The study also found that better performance in cardiovascular activities, strength and muscular endurance were each associated with greater protection against such mental health conditions. The researchers deemed this linkage “dose-dependent,” suggesting that a child or adolescent who is more fit may be accordingly less likely to experience the onset of a mental health disorder.
These findings come amid a surge of mental health diagnoses among children and adolescents, in the United States and abroad, that have prompted efforts to understand and curb the problem.
The study
The new study, conducted by researchers in Taiwan, compared data from two large data sets: the Taiwan National Student Fitness Tests, which measures student fitness performance in schools; and the National Insurance Research Databases, which records medical claims, diagnoses prescriptions and other medical information. The researchers did not have access to the students’ names but were able to use the anonymized data to compare the students’ physical fitness and mental health results.

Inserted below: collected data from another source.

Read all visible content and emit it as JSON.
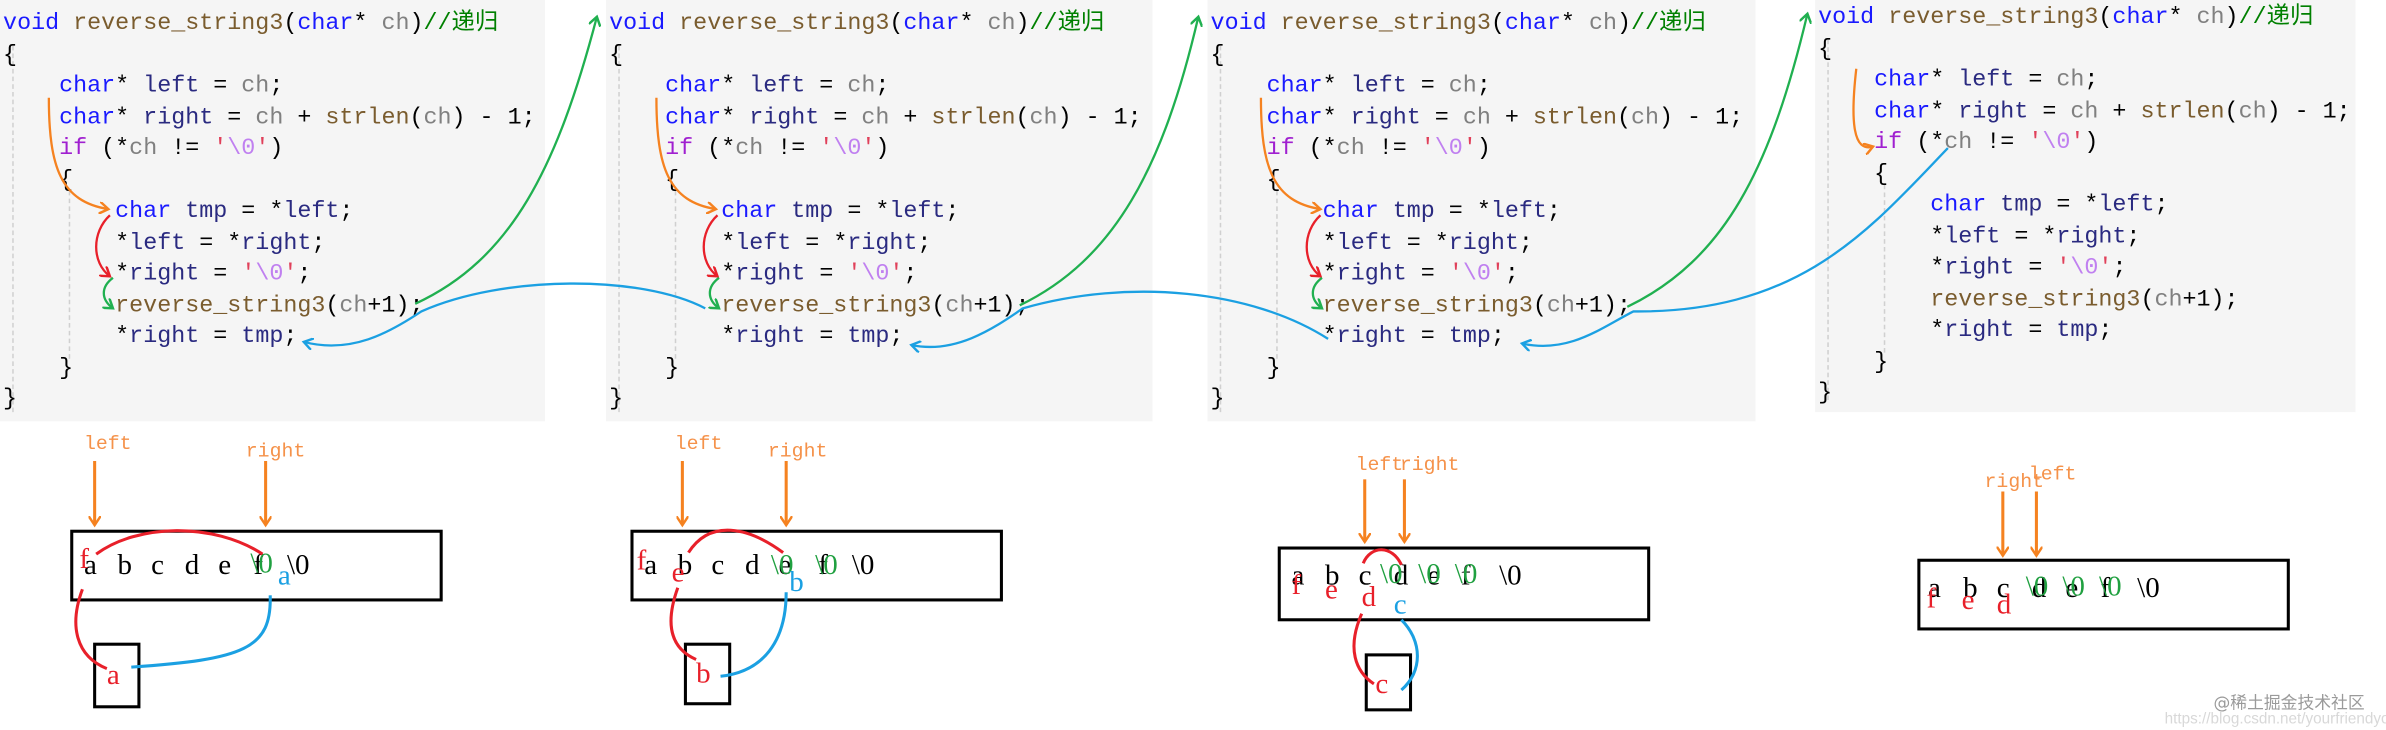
{
  "code": {
    "lines": [
      [
        [
          "void",
          "kw"
        ],
        [
          " ",
          "op"
        ],
        [
          "reverse_string3",
          "fn"
        ],
        [
          "(",
          "op"
        ],
        [
          "char",
          "kw"
        ],
        [
          "* ",
          "op"
        ],
        [
          "ch",
          "ch"
        ],
        [
          ")",
          "op"
        ],
        [
          "//递归",
          "cm"
        ]
      ],
      [
        [
          "{",
          "op"
        ]
      ],
      [
        [
          "    ",
          "op"
        ],
        [
          "char",
          "kw"
        ],
        [
          "* ",
          "op"
        ],
        [
          "left",
          "id"
        ],
        [
          " = ",
          "op"
        ],
        [
          "ch",
          "ch"
        ],
        [
          ";",
          "op"
        ]
      ],
      [
        [
          "    ",
          "op"
        ],
        [
          "char",
          "kw"
        ],
        [
          "* ",
          "op"
        ],
        [
          "right",
          "id"
        ],
        [
          " = ",
          "op"
        ],
        [
          "ch",
          "ch"
        ],
        [
          " + ",
          "op"
        ],
        [
          "strlen",
          "fn"
        ],
        [
          "(",
          "op"
        ],
        [
          "ch",
          "ch"
        ],
        [
          ") - 1;",
          "op"
        ]
      ],
      [
        [
          "    ",
          "op"
        ],
        [
          "if",
          "ctl"
        ],
        [
          " (*",
          "op"
        ],
        [
          "ch",
          "ch"
        ],
        [
          " != ",
          "op"
        ],
        [
          "'",
          "q"
        ],
        [
          "\\0",
          "esc"
        ],
        [
          "'",
          "q"
        ],
        [
          ")",
          "op"
        ]
      ],
      [
        [
          "    {",
          "op"
        ]
      ],
      [
        [
          "        ",
          "op"
        ],
        [
          "char",
          "kw"
        ],
        [
          " ",
          "op"
        ],
        [
          "tmp",
          "id"
        ],
        [
          " = *",
          "op"
        ],
        [
          "left",
          "id"
        ],
        [
          ";",
          "op"
        ]
      ],
      [
        [
          "        *",
          "op"
        ],
        [
          "left",
          "id"
        ],
        [
          " = *",
          "op"
        ],
        [
          "right",
          "id"
        ],
        [
          ";",
          "op"
        ]
      ],
      [
        [
          "        *",
          "op"
        ],
        [
          "right",
          "id"
        ],
        [
          " = ",
          "op"
        ],
        [
          "'",
          "q"
        ],
        [
          "\\0",
          "esc"
        ],
        [
          "'",
          "q"
        ],
        [
          ";",
          "op"
        ]
      ],
      [
        [
          "        ",
          "op"
        ],
        [
          "reverse_string3",
          "fn"
        ],
        [
          "(",
          "op"
        ],
        [
          "ch",
          "ch"
        ],
        [
          "+1);",
          "op"
        ]
      ],
      [
        [
          "        *",
          "op"
        ],
        [
          "right",
          "id"
        ],
        [
          " = ",
          "op"
        ],
        [
          "tmp",
          "id"
        ],
        [
          ";",
          "op"
        ]
      ],
      [
        [
          "    }",
          "op"
        ]
      ],
      [
        [
          "}",
          "op"
        ]
      ]
    ]
  },
  "diagrams": [
    {
      "left_label": "left",
      "right_label": "right",
      "chars": [
        "a",
        "b",
        "c",
        "d",
        "e",
        "f",
        "\\0"
      ],
      "overlays": {
        "red": [
          "f"
        ],
        "green": [
          "\\0"
        ],
        "blue": [
          "a"
        ]
      },
      "tmp": "a"
    },
    {
      "left_label": "left",
      "right_label": "right",
      "chars": [
        "a",
        "b",
        "c",
        "d",
        "e",
        "f",
        "\\0"
      ],
      "overlays": {
        "red": [
          "f",
          "e"
        ],
        "green": [
          "\\0",
          "\\0"
        ],
        "blue": [
          "b"
        ]
      },
      "tmp": "b"
    },
    {
      "left_label": "left",
      "right_label": "right",
      "chars": [
        "a",
        "b",
        "c",
        "d",
        "e",
        "f",
        "\\0"
      ],
      "overlays": {
        "red": [
          "f",
          "e",
          "d"
        ],
        "green": [
          "\\0",
          "\\0",
          "\\0"
        ],
        "blue": [
          "c"
        ]
      },
      "tmp": "c"
    },
    {
      "left_label": "left",
      "right_label": "right",
      "chars": [
        "a",
        "b",
        "c",
        "d",
        "e",
        "f",
        "\\0"
      ],
      "overlays": {
        "red": [
          "f",
          "e",
          "d"
        ],
        "green": [
          "\\0",
          "\\0",
          "\\0"
        ]
      }
    }
  ],
  "watermark": {
    "brand": "@稀土掘金技术社区",
    "url": "https://blog.csdn.net/yourfriendyo"
  },
  "colors": {
    "call_arrow": "#20b050",
    "return_arrow": "#1ba0e2",
    "pointer_arrow": "#f58220",
    "swap_arrow": "#e8202a",
    "code_bg": "#f5f5f5"
  }
}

The risk of mental health disorder was weighted against three metrics for physical fitness: cardio fitness, as measured by a student’s time in an 800-meter run; muscle endurance, indicated by the number of situps performed; and muscle power, measured by the standing broad jump.
Improved performance in each activity was linked with a lower risk of mental health disorder. For instance, a 30-second decrease in 800-meter time was associated, in girls, with a lower risk of anxiety, depression and ADHD. In boys, it was associated with lower anxiety and risk of the disorder.

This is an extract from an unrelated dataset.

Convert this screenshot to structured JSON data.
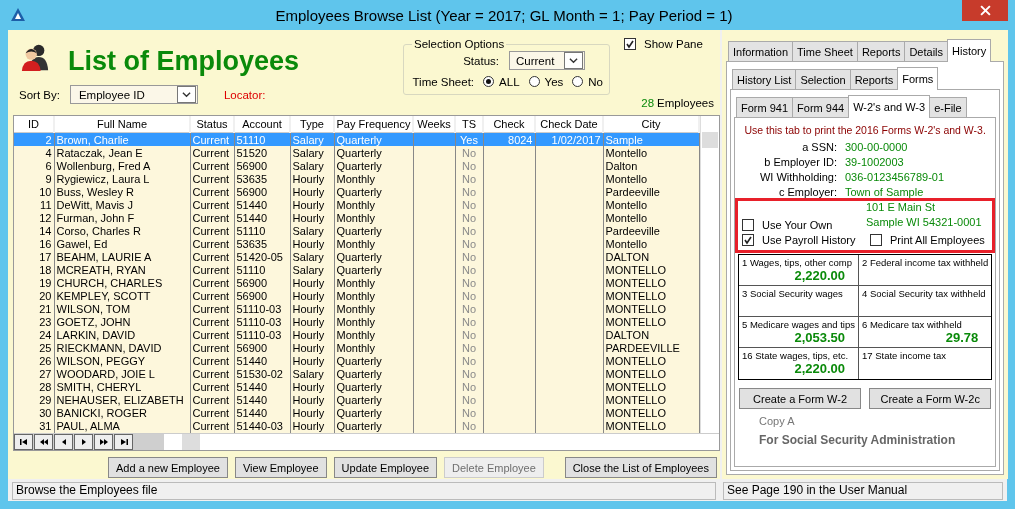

An increase of five situps per minute was associated with lower anxiety and risk of the disorder in boys, and with decreased risk of depression and anxiety in girls.

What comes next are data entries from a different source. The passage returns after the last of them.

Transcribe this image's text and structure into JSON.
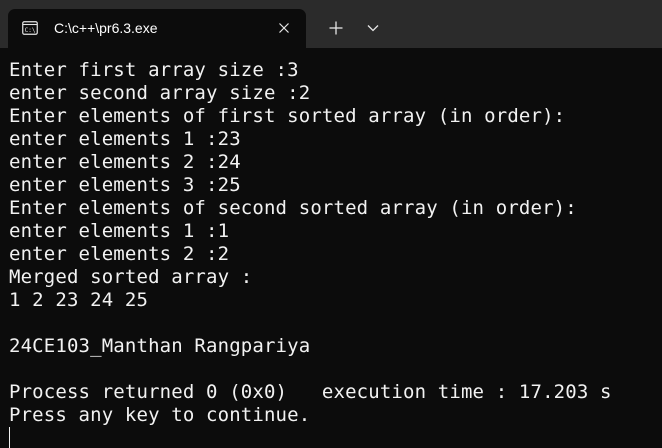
{
  "tab": {
    "title": "C:\\c++\\pr6.3.exe",
    "icon": "console-icon",
    "close_icon": "close-icon"
  },
  "toolbar": {
    "new_tab_icon": "plus-icon",
    "dropdown_icon": "chevron-down-icon"
  },
  "colors": {
    "background": "#0c0c0c",
    "tabbar": "#2b2b2b",
    "text": "#f2f2f2"
  },
  "terminal": {
    "lines": [
      "Enter first array size :3",
      "enter second array size :2",
      "Enter elements of first sorted array (in order):",
      "enter elements 1 :23",
      "enter elements 2 :24",
      "enter elements 3 :25",
      "Enter elements of second sorted array (in order):",
      "enter elements 1 :1",
      "enter elements 2 :2",
      "Merged sorted array :",
      "1 2 23 24 25",
      "",
      "24CE103_Manthan Rangpariya",
      "",
      "Process returned 0 (0x0)   execution time : 17.203 s",
      "Press any key to continue."
    ]
  }
}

“These findings suggest the potential of cardiorespiratory and muscular fitness as protective factors in mitigating the onset of mental health disorders among children and adolescents,” the researchers wrote in the journal article.
Physical and mental health were already assumed to be linked, they added, but previous research had relied largely on questionnaires and self-reports, whereas the new study drew from independent assessments and objective standards.
The big picture
The surgeon general, Dr. Vivek Murthy, has called mental health “the defining public health crisis of our time,” and he has made adolescent mental health central to his mission. In 2021, he issued a rare public advisory on the topic. Statistics at the time revealed alarming trends: From 2001 to 2019, the suicide rate for Americans ages 10 to 19 rose 40% and emergency visits related to self-harm rose 88%.
Some policymakers and researchers have blamed the sharp increase on the heavy use of social media, but research has been limited and the findings sometimes contradictory. Other experts theorize that heavy screen use has affected adolescent mental health by displacing sleep, exercise and in-person activity, all of which are considered vital to healthy development. The new study appeared to support the link between physical fitness and mental health.
“The finding underscores the need for further research into targeted physical fitness programs,” its authors concluded. Such programs, they added, “hold significant potential as primary preventative interventions against mental disorders in children and adolescents.”